In estate, regna il silenzio su quegli antichi sentieri che portano lassù, dove con una mano sembra di toccare l'azzurro del cielo. Nell'atmosfera misteriosa il vento e le foglie restano mute: ascoltano il rumore dei tuoi passi lontani. La nostra radura ospita i lupi. Laggiù nel borgo, i pochi vecchi rimasti raccontano che di notte la tua ombra vaga su quei sentieri, e di giorno riposa nella tana dei lupi e gioca con i cuccioli. E ricordano un loro amico di gioventù, salito e scomparso sulla cresta di quel monte che fa da sentinella al cielo.
Questa notte, notte d'estate, i nostri boschi assomigliano a un'enorme cattedrale gotica con le porte aperte. Migliaia di stelle posano lo sguardo con la luce dell'attesa. Tra gli ultimi rami, i clavicembali accompagnano la voce di un angelo. Dal fondo, profumo di bosco; e sale una voce. Ascolta l'eco: sono io che ti chiamo. Le stelle si stanno spegnendo.

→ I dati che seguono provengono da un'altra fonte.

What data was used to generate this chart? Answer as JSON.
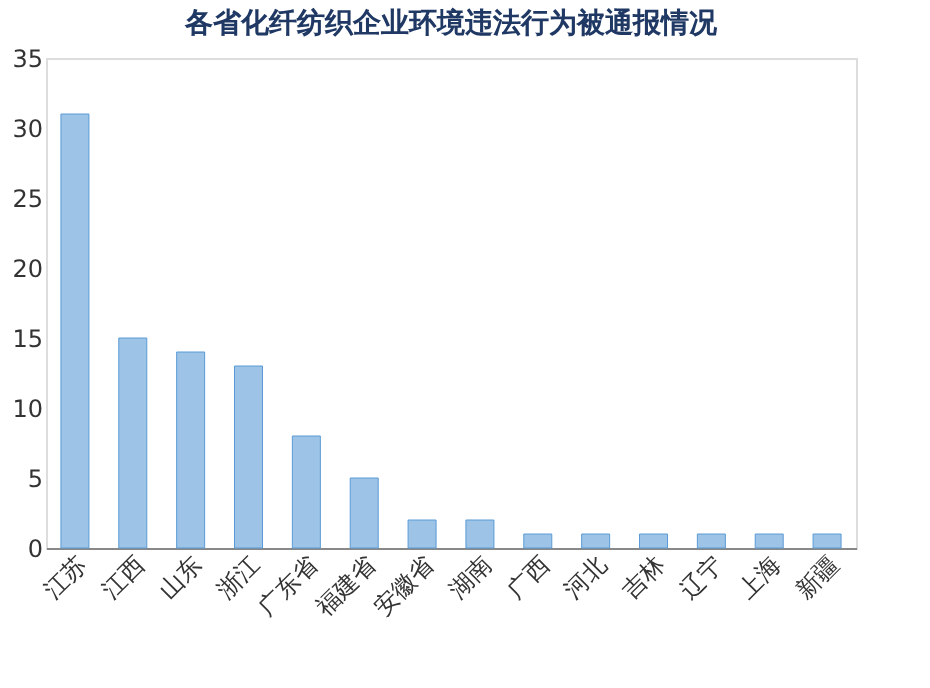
{
  "chart_data": {
    "type": "bar",
    "title": "各省化纤纺织企业环境违法行为被通报情况",
    "categories": [
      "江苏",
      "江西",
      "山东",
      "浙江",
      "广东省",
      "福建省",
      "安徽省",
      "湖南",
      "广西",
      "河北",
      "吉林",
      "辽宁",
      "上海",
      "新疆"
    ],
    "values": [
      31,
      15,
      14,
      13,
      8,
      5,
      2,
      2,
      1,
      1,
      1,
      1,
      1,
      1
    ],
    "color": "#9dc3e6",
    "ylim": [
      0,
      35
    ],
    "yticks": [
      0,
      5,
      10,
      15,
      20,
      25,
      30,
      35
    ],
    "grid": false
  }
}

Era una notte d'estate. Un vecchio lupo saliva faticosamente quel sentiero dove erano rimasti i tuoi sguardi. Le stelle erano vicine e l'accompagnavano con luce divina. Stremato, raggiungeva la nostra radura; poi si sdraiava e alzava lo sguardo verso il cielo. Mentre i suoi occhi si chiudevano per sempre, scendeva San Francesco e lo benediceva.
Sui rami della selva si aggirava un'ombra azzurra: osservava e sorrideva.